[Editor's note: Weekly scribe Jeff Weiss's column, “Bizarre Ride,” appears on West Coast Sound every Wednesday. His archives are available here.]

See also: Ratchet Up: Street Hero YG Eschews Gangsta Rap in Favor of Party Music

Hip hop is constantly inventing new slang for getting down and dirty. You could get buck, crunk, and freaky. Wild out or act a fool. This summer was the season of the ratchet, and the rajah of ratchet music is 22-year-old, South Central L.A.-raised producer DJ Mustard.

“Ratchet has a lot of meanings. You can be a bad ratchet or a good ratchet. You can have fun, be ghetto and get ratchet. Or it can be bad, where a ratchet is a hoe,” says the Dorsey High graduate, born Dijon McFarlane.

We aren't talking about gardening tools inside Burbank's Boom Boom Room, a lavish studio that comes complete with a chef who cooks twice daily. It's surrounded by Valley strip malls and sports bars and could be the least ratchet spot in the city if not for the fullback-sized and tattooed Mustard, who wears a crisp tee, black jeans and matching Nikes. The only signs that he's getting $20,000 per beat these days are his 24-karat gold watch and earrings.

His breakthrough was Tyga's “Rack City,” a quintessential summer jam with a minimal-funky bassline, snaps, and cold-blooded 808 drums. It detonated stripper poles and satisfied the “menace quotient” for guys who'd prefer death by rockslide to dancing to radio trance-rap. Mustard's beats bang hard enough for the hood and catchy enough for the Top 40.

It makes sense considering his background. He grew up in “The Jungle” in the Crenshaw District, spinning at the sweet 16's of the magnet kids at LACES (Los Angeles Center for Enriched Studies). After graduation, he linked with YG, a Compton rapper whose Mustard-hosted mixtapes soundtracked innumerable South L.A. house parties and jerkin' dance functions, ultimately landing YG a deal at Def Jam.

Jerkin faded a few years ago, but its ideas about party music survived. Whereas the previous generation wanted to be Gs, kids now wanted to get ratchet or get with a ratchet, preferably both.

“The gangbanging shit is over. You can't have fun because of it,” Mustard says. “I create my music so you can go to the club and have fun. There's too many girls in the club for niggas to be banging and shit.”
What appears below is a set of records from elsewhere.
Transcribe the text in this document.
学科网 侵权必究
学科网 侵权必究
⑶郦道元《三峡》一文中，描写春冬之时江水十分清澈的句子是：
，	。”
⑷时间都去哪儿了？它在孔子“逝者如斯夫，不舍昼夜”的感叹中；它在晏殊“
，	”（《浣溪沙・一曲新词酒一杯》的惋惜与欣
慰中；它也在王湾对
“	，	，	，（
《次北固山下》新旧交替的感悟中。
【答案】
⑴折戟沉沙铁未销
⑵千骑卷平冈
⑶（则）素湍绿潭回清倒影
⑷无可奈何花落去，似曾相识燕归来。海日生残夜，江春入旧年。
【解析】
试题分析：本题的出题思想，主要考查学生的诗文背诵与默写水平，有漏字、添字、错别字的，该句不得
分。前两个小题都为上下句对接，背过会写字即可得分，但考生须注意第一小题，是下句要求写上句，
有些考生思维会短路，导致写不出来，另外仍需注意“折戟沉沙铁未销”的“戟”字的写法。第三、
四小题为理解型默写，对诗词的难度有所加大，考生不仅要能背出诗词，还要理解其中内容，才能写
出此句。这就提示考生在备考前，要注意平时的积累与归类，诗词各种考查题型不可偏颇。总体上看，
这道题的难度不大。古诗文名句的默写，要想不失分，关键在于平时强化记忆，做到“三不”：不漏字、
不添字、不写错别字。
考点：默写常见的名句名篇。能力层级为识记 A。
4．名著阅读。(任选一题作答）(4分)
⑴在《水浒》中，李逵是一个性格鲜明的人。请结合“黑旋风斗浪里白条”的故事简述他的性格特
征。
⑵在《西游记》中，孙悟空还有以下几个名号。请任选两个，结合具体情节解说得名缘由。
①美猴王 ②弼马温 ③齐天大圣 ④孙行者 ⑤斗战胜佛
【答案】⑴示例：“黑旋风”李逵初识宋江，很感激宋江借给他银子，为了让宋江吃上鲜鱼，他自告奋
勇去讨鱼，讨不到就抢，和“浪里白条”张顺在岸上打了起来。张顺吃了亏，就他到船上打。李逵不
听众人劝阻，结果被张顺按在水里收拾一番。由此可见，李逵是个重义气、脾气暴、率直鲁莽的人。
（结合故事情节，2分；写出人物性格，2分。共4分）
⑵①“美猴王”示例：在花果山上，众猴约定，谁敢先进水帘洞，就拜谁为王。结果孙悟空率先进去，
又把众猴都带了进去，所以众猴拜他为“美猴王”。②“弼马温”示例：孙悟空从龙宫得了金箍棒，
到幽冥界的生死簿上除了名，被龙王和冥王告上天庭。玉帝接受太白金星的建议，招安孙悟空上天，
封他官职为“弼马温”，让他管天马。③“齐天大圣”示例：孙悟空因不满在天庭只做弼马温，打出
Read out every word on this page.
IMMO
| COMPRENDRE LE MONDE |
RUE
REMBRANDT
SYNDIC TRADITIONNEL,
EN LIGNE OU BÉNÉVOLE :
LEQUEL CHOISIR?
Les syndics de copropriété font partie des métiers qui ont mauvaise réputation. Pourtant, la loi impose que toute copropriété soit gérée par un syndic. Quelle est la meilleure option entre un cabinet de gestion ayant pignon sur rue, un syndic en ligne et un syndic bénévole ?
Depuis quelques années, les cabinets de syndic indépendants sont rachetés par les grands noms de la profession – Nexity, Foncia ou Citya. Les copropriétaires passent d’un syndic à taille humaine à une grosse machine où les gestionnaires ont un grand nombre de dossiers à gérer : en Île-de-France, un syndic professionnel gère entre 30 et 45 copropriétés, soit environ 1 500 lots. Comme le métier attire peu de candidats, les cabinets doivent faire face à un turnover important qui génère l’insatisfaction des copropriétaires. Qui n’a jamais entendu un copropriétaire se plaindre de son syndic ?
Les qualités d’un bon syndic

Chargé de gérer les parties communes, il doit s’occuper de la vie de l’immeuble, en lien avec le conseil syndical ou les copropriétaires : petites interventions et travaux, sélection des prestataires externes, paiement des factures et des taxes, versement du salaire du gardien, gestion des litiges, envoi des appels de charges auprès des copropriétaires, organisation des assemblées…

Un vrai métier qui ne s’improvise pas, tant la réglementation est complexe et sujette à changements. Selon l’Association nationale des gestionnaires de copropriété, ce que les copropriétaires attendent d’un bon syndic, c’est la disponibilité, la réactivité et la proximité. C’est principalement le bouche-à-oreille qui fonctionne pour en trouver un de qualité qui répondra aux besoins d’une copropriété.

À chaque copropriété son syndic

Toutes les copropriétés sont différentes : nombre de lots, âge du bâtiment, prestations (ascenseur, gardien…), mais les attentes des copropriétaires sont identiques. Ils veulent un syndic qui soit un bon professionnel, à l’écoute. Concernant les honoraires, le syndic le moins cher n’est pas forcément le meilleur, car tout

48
The slang's origins are neither local nor new. The etymology traces to Mandingo of Shreveport's Lava House Records. “Ratchet” was the Louisiana city's version of “Jig,” the ecstasy-fueled, tear-the-club-up rap that ruled Baton Rouge during the middle aughts. When they enlisted the messianically popular Lil Boosie for the “Do the Ratchet” remix, the song became a Southern club staple. It's influence filtered to the then-high school-aged Mustard, and he samples it on a forthcoming collaboration with the Rejectz.

“Anyone who says that they heard about “ratchet” from anyone other than Boosie is probably lying,” says Mustard, whose debut producer compilation, Mustard on Da Beat Hoe comes out on Oct. 15. “That whole sound comes from Boosie and [the Trill Ent. producer] Mouse. It's something that I put my swag on and reinvented.”

The trend isn't merely endemic to Southern California. Atlanta's Mike Will has made ratchet rainmakers for Juicy J and Future. “Ratchet” is less sound than intent and no one is more ruthlessly effective than Mustard. This summer was “Rack City” and Joe Moses' “Do it for the Ratchets.” Right now, it's 2 Chainz's new hit “I'm Different.” And Beyonce, Lil Wayne and Drake have all requested beats.

“I don't want to be known for only making ratchet music,” says Mustard, well aware of pop culture whims. “It's a formula and it'll be used up soon enough and I'll move on to different ingredients and use them for the next ten years.”